Strategi lain seperti membagi tugas secara bergilir dengan membentuk kelompok siswa. Setiap kelompok secara bergantian bertugas selama seminggu untuk menyiram tanaman, membersihkan rumput, atau memanen hasil kebun. Kegiatan berkebun juga dapat diintegrasikan ke dalam proses pembelajaran.
Semisal guru IPA dapat memberikan tugas praktikum berupa pengamatan pertumbuhan tanaman. Sementara guru Ekonomi dapat membahas aspek kewirausahaan dari hasil panen. Dengan cara ini, berkebun dapat menjadi bagian integral dari pendidikan sehingga tidak dianggap sebagai beban tambahan.
Langkah awal dapat dimulai dari kegiatan sederhana, seperti mengajak siswa untuk menyiangi rumput, menanam bibit bersama, dan menyiram tanaman setiap pagi. Kegiatan ini dapat dipadukan dengan mata pelajaran relevan agar menjadi lebih bermakna. Bahkan, hasil panen pertama, sekecil apa pun, dapat menjadi penyemangat luar biasa bagi yang terlibat.
Penutup
Kisah Dahri dan siswanya menunjukkan bahwa kebun sekolah dapat menjadi ruang belajar yang hidup. Tempat siswa belajar tanggung jawab, kerja sama, cinta lingkungan, dan keterampilan hidup. Lewat berkebun, mereka tak hanya menghafal nama tumbuhan, tapi juga terlibat langsung menanam dan merawatnya.
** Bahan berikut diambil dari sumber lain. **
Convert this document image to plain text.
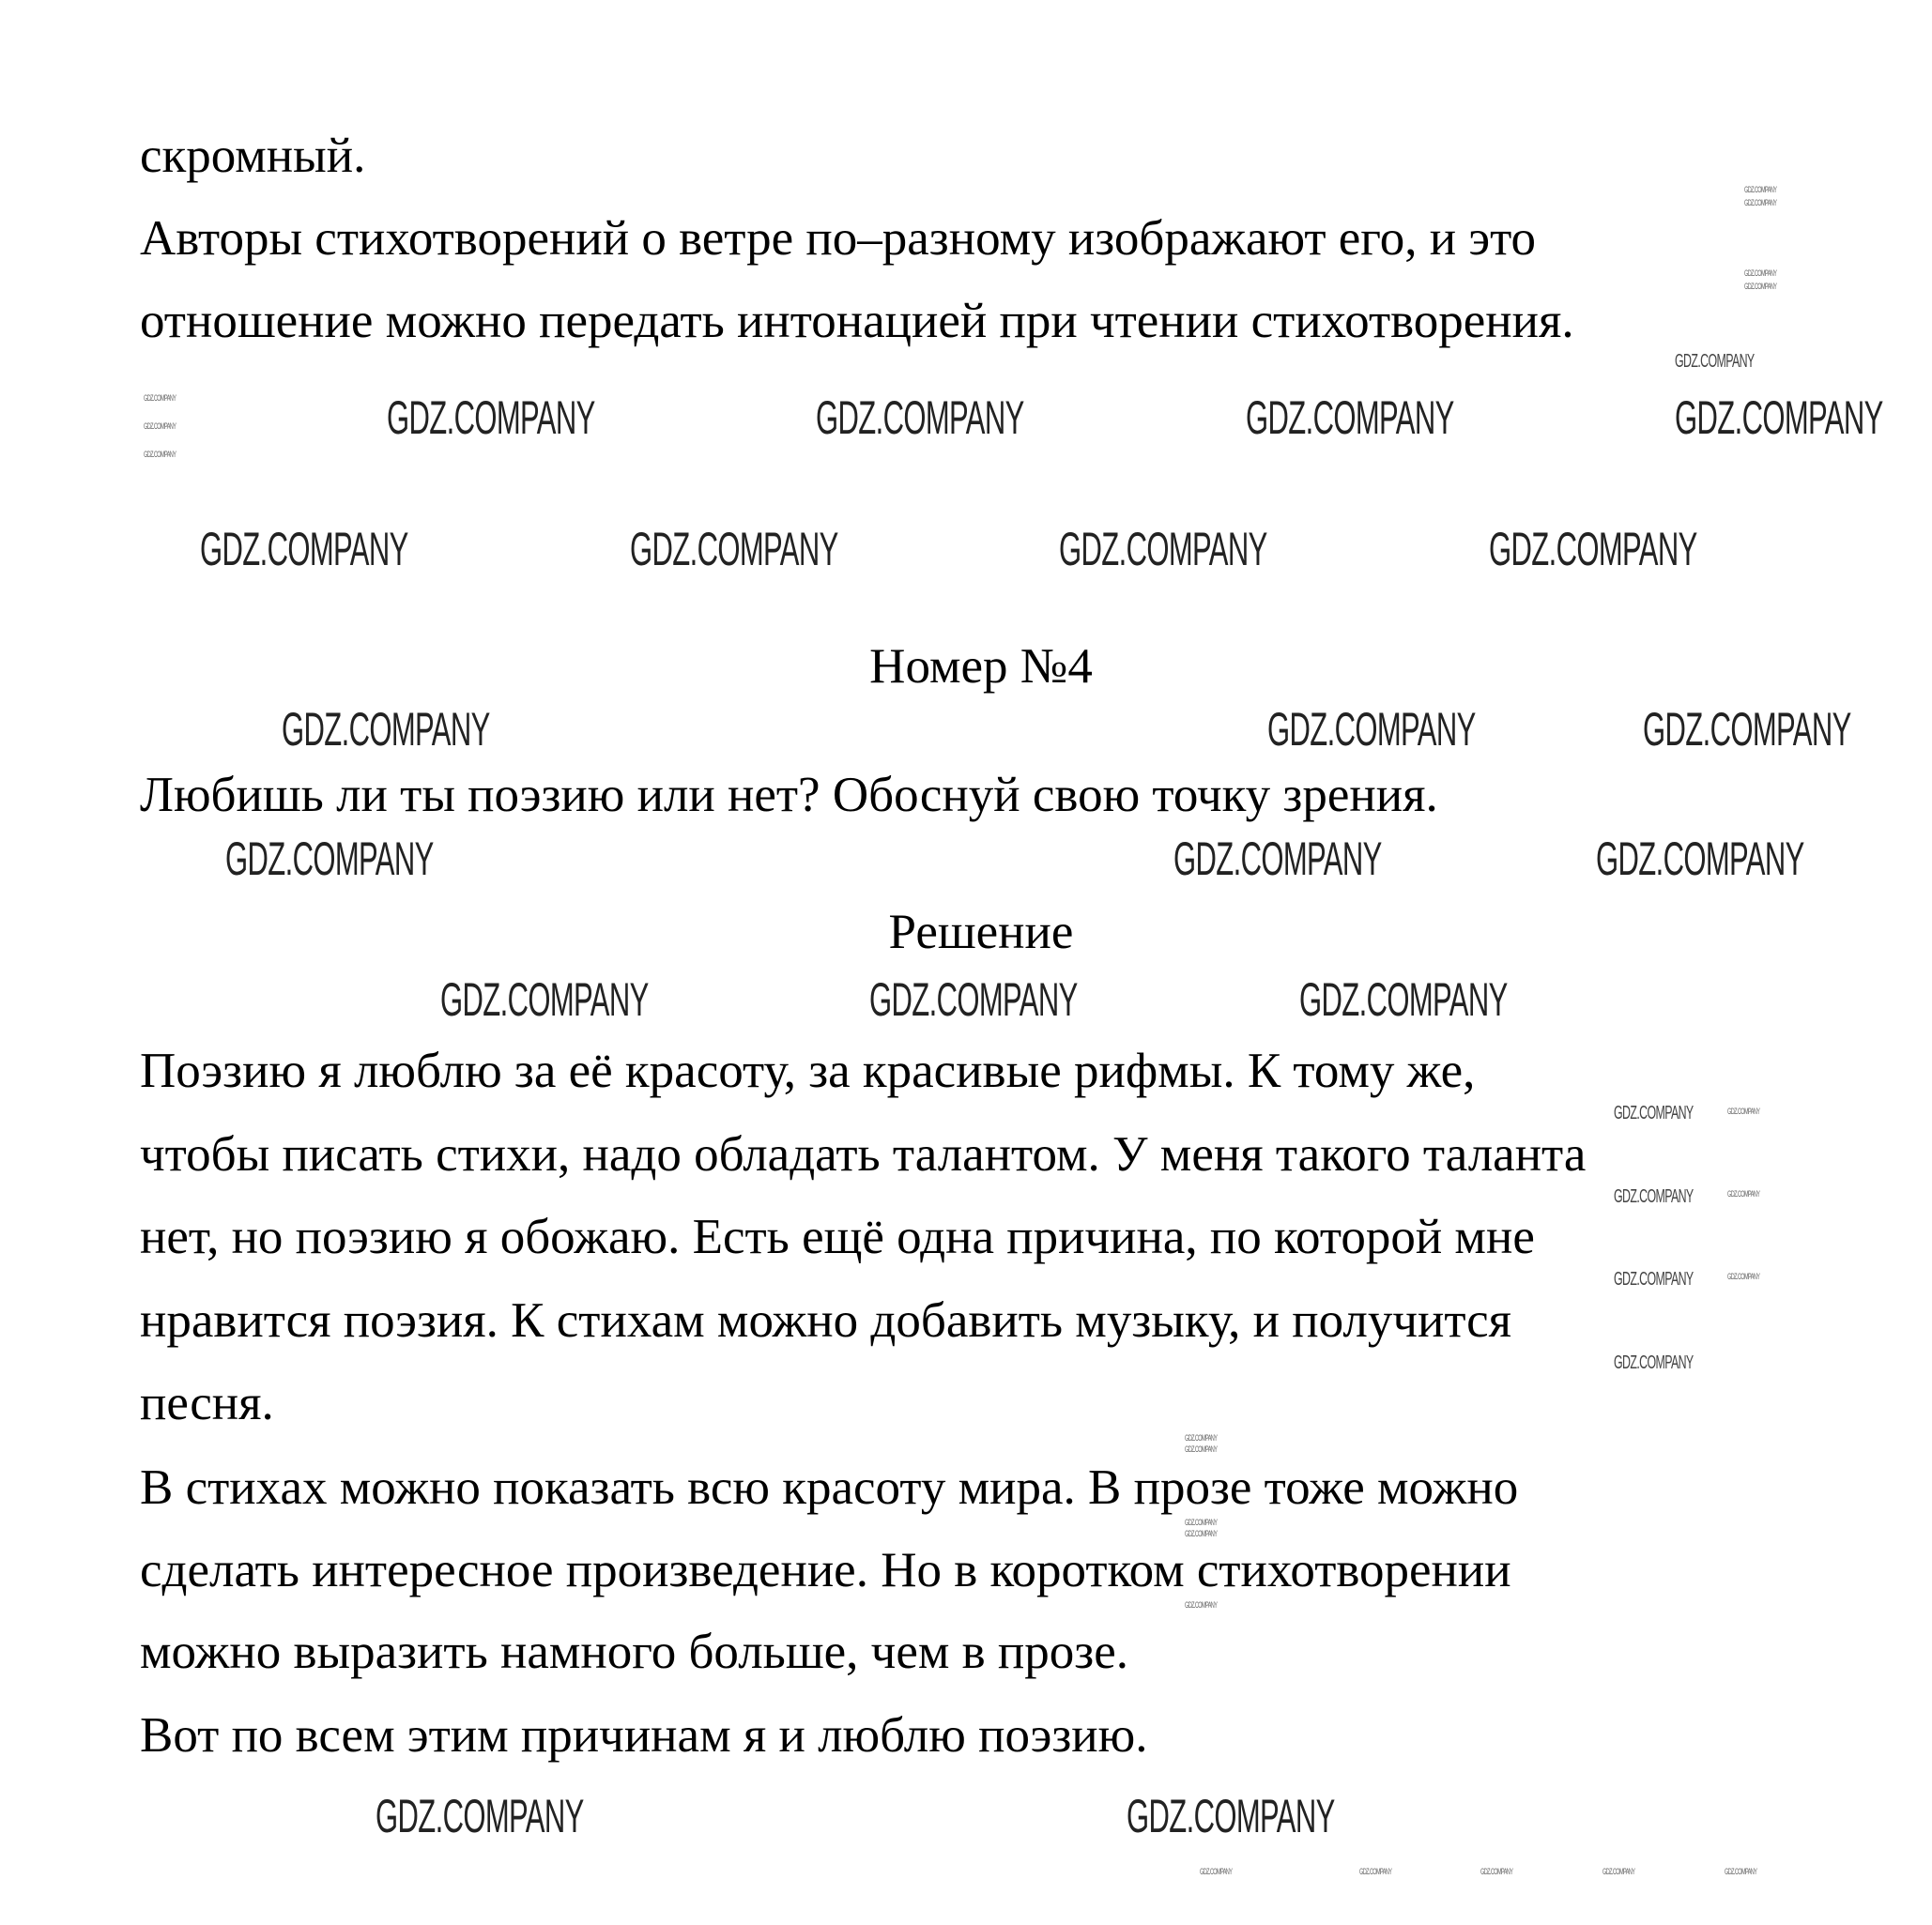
скромный.
Авторы стихотворений о ветре по‒разному изображают его, и это
отношение можно передать интонацией при чтении стихотворения.
Номер №4
Любишь ли ты поэзию или нет? Обоснуй свою точку зрения.
Решение
Поэзию я люблю за её красоту, за красивые рифмы. К тому же,
чтобы писать стихи, надо обладать талантом. У меня такого таланта
нет, но поэзию я обожаю. Есть ещё одна причина, по которой мне
нравится поэзия. К стихам можно добавить музыку, и получится
песня.
В стихах можно показать всю красоту мира. В прозе тоже можно
сделать интересное произведение. Но в коротком стихотворении
можно выразить намного больше, чем в прозе.
Вот по всем этим причинам я и люблю поэзию.
GDZ.COMPANY	GDZ.COMPANY	GDZ.COMPANY	GDZ.COMPANY
GDZ.COMPANY	GDZ.COMPANY	GDZ.COMPANY	GDZ.COMPANY
GDZ.COMPANY	GDZ.COMPANY	GDZ.COMPANY
GDZ.COMPANY	GDZ.COMPANY	GDZ.COMPANY
GDZ.COMPANY	GDZ.COMPANY	GDZ.COMPANY
GDZ.COMPANY	GDZ.COMPANY
GDZ.COMPANY
GDZ.COMPANY
GDZ.COMPANY
GDZ.COMPANY
GDZ.COMPANY
GDZ.COMPANY
GDZ.COMPANY
GDZ.COMPANY
GDZ.COMPANY
GDZ.COMPANY
GDZ.COMPANY
GDZ.COMPANY
GDZ.COMPANY
GDZ.COMPANY
GDZ.COMPANY
GDZ.COMPANY
GDZ.COMPANY
GDZ.COMPANY
GDZ.COMPANY
GDZ.COMPANY
GDZ.COMPANY	GDZ.COMPANY	GDZ.COMPANY	GDZ.COMPANY	GDZ.COMPANY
Teori dan praktik menyatu, menjadikan pembelajaran lebih kontekstual dan bermakna. Bahkan, kebun sekolah bisa menjadi awal lahirnya generasi petani masa depan yang tak hanya tahu cara menanam, tapi juga memahami nilai kerja keras dari setiap tetes keringat petani di ladang.
Bayangkan jika di sekolah-sekolah kita, siswa tak hanya menghafal tentang jenis-jenis tanaman, tapi juga ikut menanam dan merawatnya. Mereka tak hanya mengerti teori, tapi juga belajar langsung dari alam.
Sekolah menjadi tempat yang benar-benar hidup, tempat ilmu tumbuh bersama rasa peduli dan cinta pada kehidupan. Sudah saatnya kita tidak hanya menunggu program besar atau instruksi dari atas untuk bergerak. Cukup mulai dari pekarangan yang ada, dari guru yang peduli, dan dari langkah-langkah kecil yang berkelanjutan.